Rendi Akhmad Witular, Jakarta – Vice President Jusuf Kalla has blamed the failure to curb bird flu deaths on regional administrations, which he said had deliberately defied orders from the central government to cull whole populations of infected poultry.
That defiance, he added, allowed the lethal H5N1 avian influenza virus to spread to 27 of the country's 33 provinces. Recently Indonesia's human death toll from the disease reached 43, the highest in the world.
"There must be sterner measures. Regional administrations should realize this. If the central government says a mass cull is needed, that means they have to do it," Kalla said after performing Friday prayers.
He said poultry owners had often resisted culling and sought protection from their regents, who backed them in their protests against the government's measures.
This was the case in the North Sumatra regency of Karo, Kalla said, where seven relatives died from bird flu in the largest family cluster of cases reported so far.
Local governments have argued a mass cull of infected poultry was impossible due to the lack of compensation for the birds' owners. Instead they have opted to promote public awareness to attempt to curb the spread of the killer virus and reduce human casualties.
"The cooperation from local governments is crucial in stamping out infections in birds. We will pay for mass culls. Don't join the people's protests against us. We sometimes need an authoritarian style of governance for such purposes," said Kalla.
Experts fear the virus could mutate into a form that can pass from human to human.

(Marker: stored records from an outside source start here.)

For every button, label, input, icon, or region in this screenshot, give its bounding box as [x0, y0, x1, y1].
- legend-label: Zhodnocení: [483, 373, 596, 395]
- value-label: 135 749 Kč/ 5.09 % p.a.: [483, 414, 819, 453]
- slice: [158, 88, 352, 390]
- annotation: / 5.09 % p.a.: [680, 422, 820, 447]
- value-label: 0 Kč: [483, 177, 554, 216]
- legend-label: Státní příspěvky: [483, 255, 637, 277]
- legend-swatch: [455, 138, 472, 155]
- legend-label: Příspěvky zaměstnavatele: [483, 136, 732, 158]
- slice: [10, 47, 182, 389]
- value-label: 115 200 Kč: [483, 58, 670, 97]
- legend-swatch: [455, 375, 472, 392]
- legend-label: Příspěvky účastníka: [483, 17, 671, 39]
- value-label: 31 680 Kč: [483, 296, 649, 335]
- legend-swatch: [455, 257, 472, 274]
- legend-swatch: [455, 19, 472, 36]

That could spark a pandemic capable of killing millions of people.
The World Health Organization-sanctioned laboratory in Hong Kong confirmed that a 44-year-old Indonesian man who died last week was infected with the virus.
That confirmation brought the country's total deaths to 43 out of 56 verified patients, surpassing Vietnam's 42 of 93, according to figures from the Centers for Disease Control (CDC) in Atlanta, Georgia.
However, the WHO counts only 42 deaths of 54 patients, since one death and one infection have been confirmed only by the CDC.
The first human casualties in Indonesia were reported in mid-2005, after the government issued an announcement in January that the virus was circulating throughout the country.
The virus is endemic among billions of chickens across the archipelago.
The government's public campaign about the dangers of the virus appears to have failed to raise alertness toward H5N1 among the more than 220 million Indonesian citizens spread across more than 17,000 islands.